Asked if he could stop front-runner Romney's momentum, Huntsman challenged Romney's inevitability as the nominee and also his viability against President Barack Obama.

"The people of South Carolina are going to be looking for the same thing as the people of New Hampshire and that is electability, somebody who is going to carry us to victory ultimately. To be able to address the trust deficit and economic deficit and not talk about firing people or pink slips in a way they will get tripped up by the (Democratic National Committee) and Chicago machine that has a billion dollars behind it."

Huntsman was alluding to comments Romney made on Monday about his fear of getting a pink slip and firing people if they didn't deliver adequate service when talking about insurance companies.

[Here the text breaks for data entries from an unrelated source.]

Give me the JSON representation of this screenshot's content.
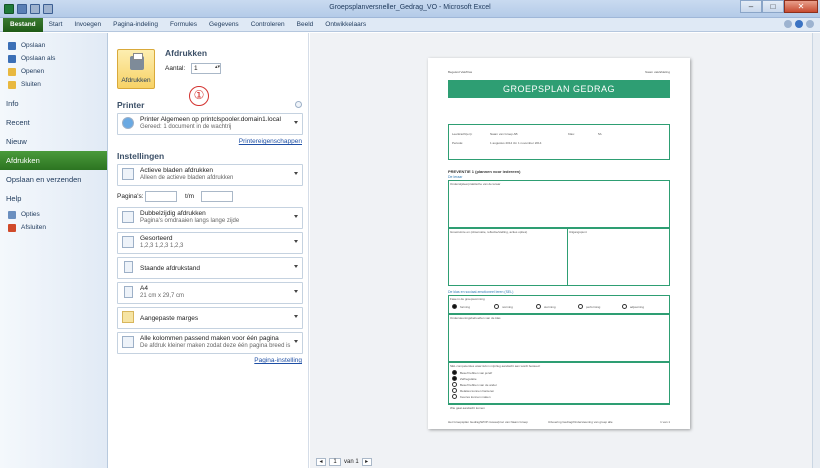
{
  "window": {
    "title": "Groepsplanversneller_Gedrag_VO  -  Microsoft Excel",
    "minimize": "–",
    "maximize": "□",
    "close": "✕"
  },
  "ribbon_tabs": [
    "Bestand",
    "Start",
    "Invoegen",
    "Pagina-indeling",
    "Formules",
    "Gegevens",
    "Controleren",
    "Beeld",
    "Ontwikkelaars"
  ],
  "nav": {
    "small_top": [
      {
        "label": "Opslaan",
        "icon": "save-icon",
        "color": "#3b6fb6"
      },
      {
        "label": "Opslaan als",
        "icon": "save-as-icon",
        "color": "#3b6fb6"
      },
      {
        "label": "Openen",
        "icon": "open-folder-icon",
        "color": "#e8b840"
      },
      {
        "label": "Sluiten",
        "icon": "close-folder-icon",
        "color": "#e8b840"
      }
    ],
    "big": [
      {
        "label": "Info",
        "active": false
      },
      {
        "label": "Recent",
        "active": false
      },
      {
        "label": "Nieuw",
        "active": false
      },
      {
        "label": "Afdrukken",
        "active": true
      },
      {
        "label": "Opslaan en verzenden",
        "active": false
      },
      {
        "label": "Help",
        "active": false
      }
    ],
    "small_bottom": [
      {
        "label": "Opties",
        "icon": "options-icon",
        "color": "#6a8fbf"
      },
      {
        "label": "Afsluiten",
        "icon": "exit-icon",
        "color": "#d04a2a"
      }
    ]
  },
  "print": {
    "heading": "Afdrukken",
    "button_label": "Afdrukken",
    "copies_label": "Aantal:",
    "copies_value": "1",
    "marker": "①"
  },
  "printer": {
    "heading": "Printer",
    "name": "Printer Algemeen op printclspooler.domain1.local",
    "status": "Gereed: 1 document in de wachtrij",
    "properties_link": "Printereigenschappen"
  },
  "settings": {
    "heading": "Instellingen",
    "what": {
      "t1": "Actieve bladen afdrukken",
      "t2": "Alleen de actieve bladen afdrukken"
    },
    "pages_label": "Pagina's:",
    "pages_to": "t/m",
    "duplex": {
      "t1": "Dubbelzijdig afdrukken",
      "t2": "Pagina's omdraaien langs lange zijde"
    },
    "collate": {
      "t1": "Gesorteerd",
      "t2": "1,2,3   1,2,3   1,2,3"
    },
    "orientation": {
      "t1": "Staande afdrukstand"
    },
    "paper": {
      "t1": "A4",
      "t2": "21 cm x 29,7 cm"
    },
    "margins": {
      "t1": "Aangepaste marges"
    },
    "scaling": {
      "t1": "Alle kolommen passend maken voor één pagina",
      "t2": "De afdruk kleiner maken zodat deze één pagina breed is"
    },
    "page_setup_link": "Pagina-instelling"
  },
  "preview": {
    "page_current": "1",
    "page_total": "van 1",
    "doc": {
      "top_left": "Begeleid Vak/Klas",
      "top_right": "Naam vak/afdeling",
      "title": "GROEPSPLAN GEDRAG",
      "info_rows": [
        {
          "label": "Leerkracht(en):",
          "value": "Naam van Groep AB",
          "label2": "Klas:",
          "value2": "5A"
        },
        {
          "label": "Periode:",
          "value": "1 augustus 2014 t/m 1 november 2014",
          "label2": "",
          "value2": ""
        }
      ],
      "section1": "PREVENTIE 1 (plannen voor iedereen)",
      "section1_sub": "De leraar",
      "box1": "Onderwijsleerpraktische van de leraar",
      "box2a": "Groeiruimte en (observatie, reflectie/stelling, acties opties)",
      "box2b": "Uitgangspunt",
      "section2": "De klas en sociaal-emotioneel leren (SEL)",
      "phases_label": "Fase in de groepsvorming",
      "phases": [
        "forming",
        "norming",
        "storming",
        "performing",
        "adjourning"
      ],
      "box3": "Ondersteuningsbehoeften van de klas",
      "box4": "SEL competenties waar ik/om mijn/leg aandacht aan wordt besteed:",
      "sel_items": [
        "Besef hebben van jezelf",
        "Zelfregulatie",
        "Besef hebben van de ander",
        "Relaties kunnen hanteren",
        "Keuzes kunnen maken"
      ],
      "box5": "Wie gaat aandacht komen",
      "footer_left": "Het Groepsplan Gedrag/WOP niveau/proc van Naam Groep",
      "footer_mid": "Uitvoering Gedrag/Ondersteuning van groep alle",
      "footer_right": "1 van 1"
    }
  },
  "colors": {
    "file_tab": "#2c7421",
    "active_nav": "#2c7421",
    "print_button": "#f7d266",
    "doc_accent": "#2e9e73",
    "marker": "#d3322f"
  }
}
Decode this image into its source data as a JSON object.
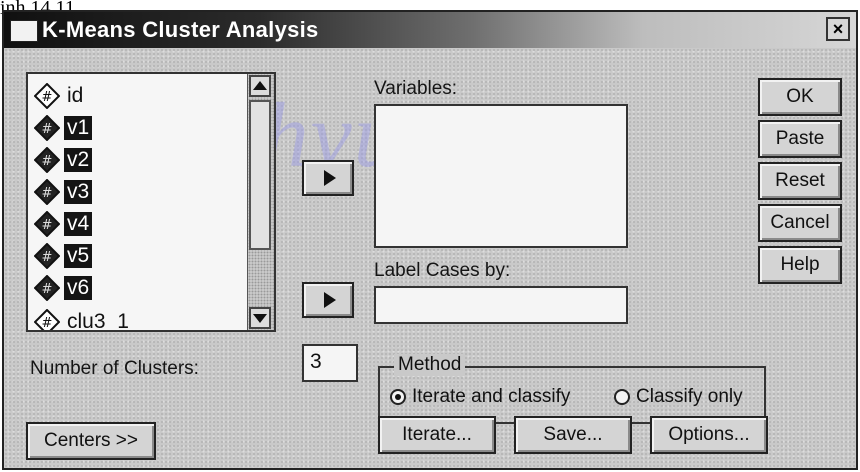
{
  "page_caption": "inh 14.11",
  "window": {
    "title": "K-Means Cluster Analysis",
    "close_glyph": "×"
  },
  "variable_list": {
    "items": [
      {
        "label": "id",
        "selected": false
      },
      {
        "label": "v1",
        "selected": true
      },
      {
        "label": "v2",
        "selected": true
      },
      {
        "label": "v3",
        "selected": true
      },
      {
        "label": "v4",
        "selected": true
      },
      {
        "label": "v5",
        "selected": true
      },
      {
        "label": "v6",
        "selected": true
      },
      {
        "label": "clu3_1",
        "selected": false
      }
    ]
  },
  "variables_field": {
    "label": "Variables:"
  },
  "label_cases_field": {
    "label": "Label Cases by:"
  },
  "buttons": {
    "ok": "OK",
    "paste": "Paste",
    "reset": "Reset",
    "cancel": "Cancel",
    "help": "Help",
    "centers": "Centers >>",
    "iterate": "Iterate...",
    "save": "Save...",
    "options": "Options..."
  },
  "clusters": {
    "label": "Number of Clusters:",
    "value": "3"
  },
  "method": {
    "legend": "Method",
    "options": [
      {
        "label": "Iterate and classify",
        "checked": true
      },
      {
        "label": "Classify only",
        "checked": false
      }
    ]
  },
  "watermark": "Sachvui.Com"
}
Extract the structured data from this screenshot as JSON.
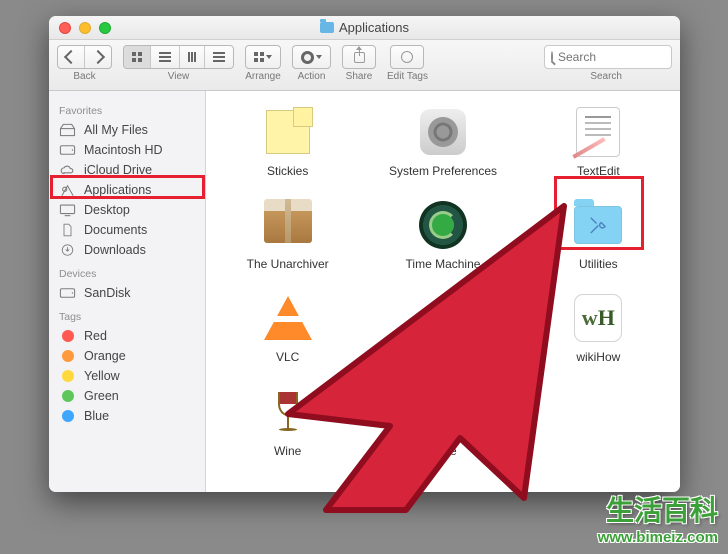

But that line of attack wasn't resonating among establishment Republicans, and even opponent Paul, who were coming to Romney's defense.

Huntsman did get a little bit of a surge in the days leading up to Tuesday, but exit poll results provided little in the way of traction. He captured a quarter of independents who voted in the primary, finishing third to Romney and Paul, and with Romney appealing to the mainstream and the conservative vote split between other candidates, that was a key constituency he had to capture.

Huntsman had already sunk $2.3 million of his own fortune into his campaign and launched a fundraising drive over the weekend in which he pledged to match contributions to his campaign dollar-for-dollar.

In addition, his father, Jon Huntsman Sr., launched a super PAC to back his campaign.

Huntsman heads to South Carolina on Wednesday with a town hall meeting and a fundraiser on his schedule.